Three days is my default. Enterprise setups often go higher, I read that Snyk enforces 21 days, but that's overkill for me. For personal projects, three days is the right balance. The litellm attack was flagged and the package yanked within an hour. Three days gives the community plenty of time to catch something, and it's short enough that I'm not blocked waiting for a patch I actually need.
For pnpm projects the equivalent is minimumReleaseAge in .npmrc, which pnpm has supported since 10.16, months before npm finally caught up. Same idea.
On the Python side, things are not as clean. pip doesn't have a native cooldown mechanism yet. uv is what McMahon was using when he got hit, and it doesn't either. The best you can do today is pin your versions tightly and update deliberately, or use Renovate with minimumReleaseAge to gate automated PRs. This is a bit of a gap, but after seeing what happened with litellm, it feels like a pretty urgent one to fill. The Python ecosystem is huge and the attack surface is enormous, and the fact that we don't have a simple config option to add a cooldown is a problem. What happened with litellm is a good reminder that the next attack that's coming down the pipeline is inevitable. The JavaScript ecosystem moved on this faster than Python did, and we just got a very compelling argument for why Python needs to catch up.
The Dependabot side is where things get slightly more interesting. If you only set min-release-age in .npmrc, Dependabot doesn't know about it. It'll still open PRs for versions published hours ago, and then CI fails because npm refuses to install them. It's noisy and confusing! So you need to tell Dependabot to wait too.
version: 2
updates:
- package-ecosystem: "npm"
directory: "/"
schedule:
interval: "weekly"
cooldown:
default-days: 3
semver-major-days: 7
semver-minor-days: 3
semver-patch-days: 3Major versions get a longer window because I'm reviewing those carefully anyway and a few extra days of community testing costs nothing.

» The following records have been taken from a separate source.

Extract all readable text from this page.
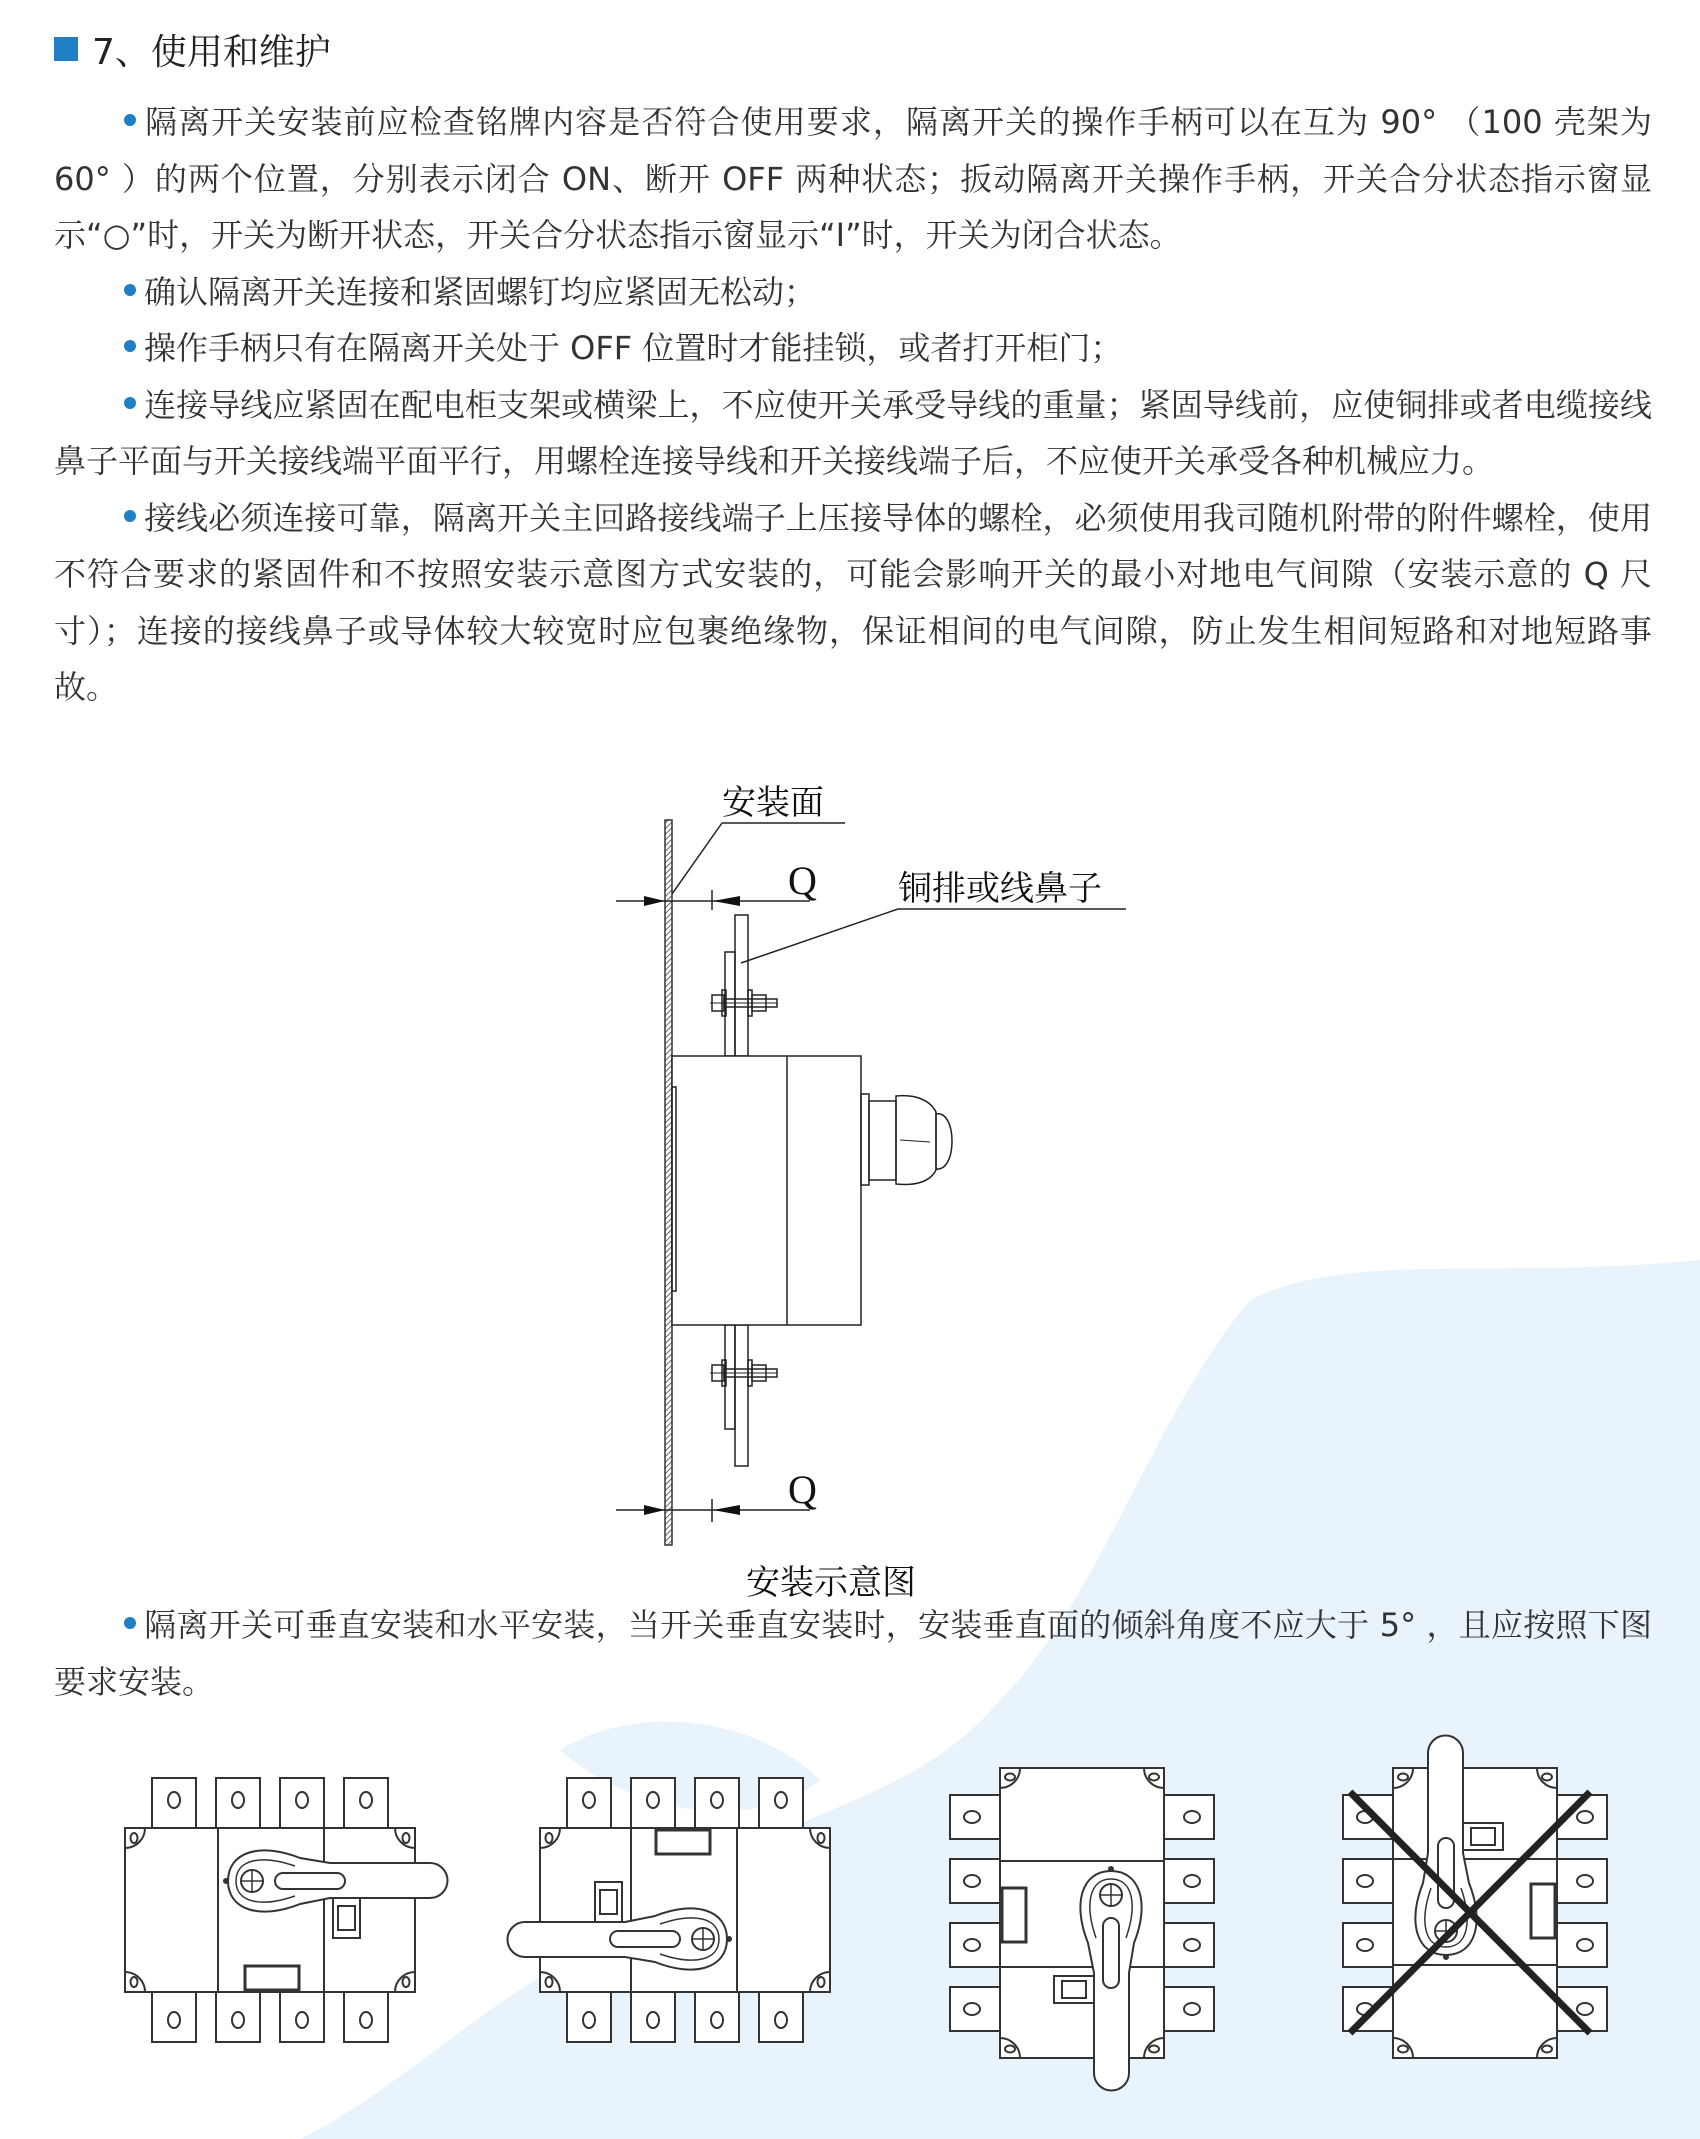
7、使用和维护

隔离开关安装前应检查铭牌内容是否符合使用要求，隔离开关的操作手柄可以在互为 90° （100 壳架为 60° ）的两个位置，分别表示闭合 ON、断开 OFF 两种状态；扳动隔离开关操作手柄，开关合分状态指示窗显示“○”时，开关为断开状态，开关合分状态指示窗显示“I”时，开关为闭合状态。

确认隔离开关连接和紧固螺钉均应紧固无松动；

操作手柄只有在隔离开关处于 OFF 位置时才能挂锁，或者打开柜门；

连接导线应紧固在配电柜支架或横梁上，不应使开关承受导线的重量；紧固导线前，应使铜排或者电缆接线鼻子平面与开关接线端平面平行，用螺栓连接导线和开关接线端子后，不应使开关承受各种机械应力。

接线必须连接可靠，隔离开关主回路接线端子上压接导体的螺栓，必须使用我司随机附带的附件螺栓，使用不符合要求的紧固件和不按照安装示意图方式安装的，可能会影响开关的最小对地电气间隙（安装示意的 Q 尺寸）；连接的接线鼻子或导体较大较宽时应包裹绝缘物，保证相间的电气间隙，防止发生相间短路和对地短路事故。

安装面
铜排或线鼻子
Q
Q
安装示意图

隔离开关可垂直安装和水平安装，当开关垂直安装时，安装垂直面的倾斜角度不应大于 5° ，且应按照下图要求安装。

Security updates bypass the cooldown entirely, so if there's a known CVE with a published fix, waiting is the wrong move. That asymmetry is the correct default.
I also added cooldowns to GitHub Actions dependencies, because actions run with repo-level permissions and the blast radius of a compromised action is arguably worse than a compromised npm package:
- package-ecosystem: "github-actions"
directory: "/"
schedule:
interval: "weekly"
cooldown:
default-days: 7The part of McMahon's transcript that stuck with me most was how ordinary the infection path was. A tool restarted, a dependency got pulled, a transitive package resolved to the latest version, and then that's it, payload was executing within seconds, with uv doing exactly what it was supposed to do, just with a package that happened to be poisoned six minutes earlier.
Cooldowns don't solve this for patient zero. Nothing does, except maybe vendor lockdown or total air-gapping, neither of which is realistic for someone building side projects on a work evening. But for the other 99.99% of developers who would have pulled litellm 1.82.8 sometime in the following hours and days before it got flagged and PyPI yanked it, a three-day cooldown would have been a complete fix. The attack window would have closed long before the package ever reached their machines.
Twenty minutes! Two config files. One line in .npmrc, one block in dependabot.yml. If you're running anything on npm and you haven't set this up yet, the litellm transcript is your reason to do it today.